Daily Mail

Consign fat cat pay to history TIME TO END FAT CAT PAY

Mail campaign urges big business to end boardroom excess as virus wreaks havoc

- By Lucy White

COMPANIES cutting dividends and laying off workers in a battle to survive the coronaviru­s crisis should not be handing millions of pounds to bosses.

That is the verdict of City figures, campaigner­s and politician­s as the pandemic threatens the health and livelihood­s of millions of families across the country.

And in a bid to convince big business to consign corporate greed to the dustbin and win back the trust of the public, the Mail today calls for an end to fat cat pay for good.

That is not to say rewards for success should be scrapped – but that now, more than ever, rewards for failure and boardroom excess cannot be tolerated.

The Bank of England last night said it ‘expects banks not to pay any cash bonuses to senior staff including all material risk takers’ and welcomed the suspension of dividend payments.

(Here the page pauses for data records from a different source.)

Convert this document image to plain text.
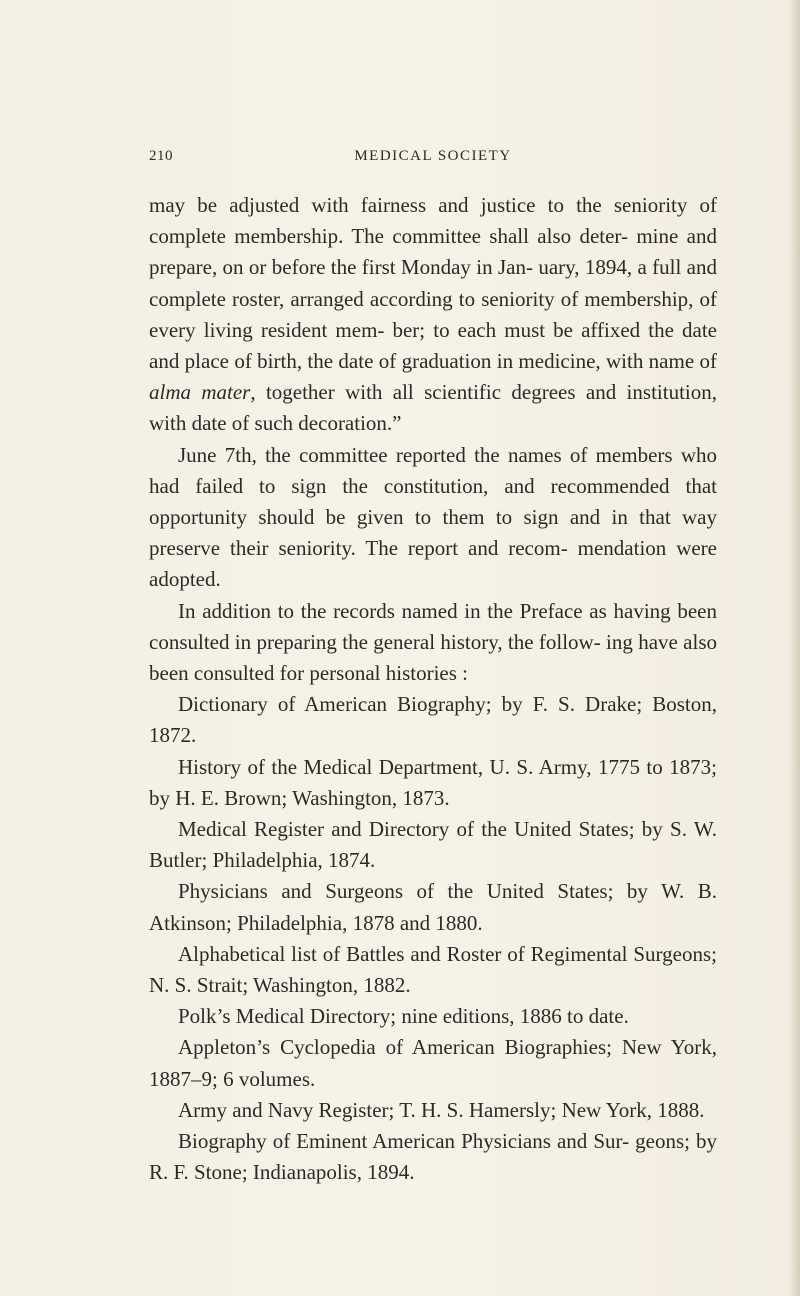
210	MEDICAL SOCIETY

may be adjusted with fairness and justice to the seniority of complete membership. The committee shall also deter- mine and prepare, on or before the first Monday in Jan- uary, 1894, a full and complete roster, arranged according to seniority of membership, of every living resident mem- ber; to each must be affixed the date and place of birth, the date of graduation in medicine, with name of alma mater, together with all scientific degrees and institution, with date of such decoration.”

June 7th, the committee reported the names of members who had failed to sign the constitution, and recommended that opportunity should be given to them to sign and in that way preserve their seniority. The report and recom- mendation were adopted.

In addition to the records named in the Preface as having been consulted in preparing the general history, the follow- ing have also been consulted for personal histories :

Dictionary of American Biography; by F. S. Drake; Boston, 1872.

History of the Medical Department, U. S. Army, 1775 to 1873; by H. E. Brown; Washington, 1873.

Medical Register and Directory of the United States; by S. W. Butler; Philadelphia, 1874.

Physicians and Surgeons of the United States; by W. B. Atkinson; Philadelphia, 1878 and 1880.

Alphabetical list of Battles and Roster of Regimental Surgeons; N. S. Strait; Washington, 1882.

Polk’s Medical Directory; nine editions, 1886 to date.

Appleton’s Cyclopedia of American Biographies; New York, 1887–9; 6 volumes.

Army and Navy Register; T. H. S. Hamersly; New York, 1888.

Biography of Eminent American Physicians and Sur- geons; by R. F. Stone; Indianapolis, 1894.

Echoing the need for restraint, the Institute of Directors said fairness in pay is more important than ever at a time when many businesses are on the verge of going bust as demand slumps and closures bite.

Edwin Morgan, the business organisati­on’s director of policy, said: ‘Ideally pay policy during a crisis should encourage everyone to pull together, and directors will want to show they are part of the team as staff and investors risk losing out.’

In the years following the financial crisis of 2007-09, firms faced a fierce backlash over perceived corporate excess at a time when many were still struggling.

But that did not stop enormous pay days for some of the country’s leading bosses, from the £70.4m Sir Martin Sorrell received in one year along to the £84.7m paid to Persimmon chief Jeff Fairburn over two years.

But with the coronaviru­s pandemic threatenin­g our way of life, more than 150 businesses listed on the London Stock Exchange have suspended or axed their dividends so far this year, with the major banks acting last night.

These payouts would have given investors, including savers and pension funds, more than £15bn.

Some may even have relied on these dividends to provide them with an income. But while companies are cutting down on shareholde­r payouts to preserve cash, few have taken the axe to what are often seen as ‘excessive’ executive pay packages.

Advertisin­g giant WPP yesterday became one of the latest to suspend its dividend and £950m share buyback, in total conserving £1.1bn.

It added that all members of its 19- strong executive committee and its board would take a 20pc pay cut to their salary for at least three months.

Willie Walsh, boss of British Airways’ parent company IAG, has also volunteere­d to take a 20pc pay cut for the rest of the year.

Chairman and chief executive of Banco Santander – Ana Botin and Jose Antonio Alvarez – both agreed to donate 50pc of their salary to charities helping fight the coronaviru­s crisis.

Gerard Lyons, former chief economic adviser to Boris Johnson and now chief economic strategist at wealth manager Netwealth, said: ‘If a firm finds that curbing pay temporaril­y may allow them to retain all staff, then it may make sense.’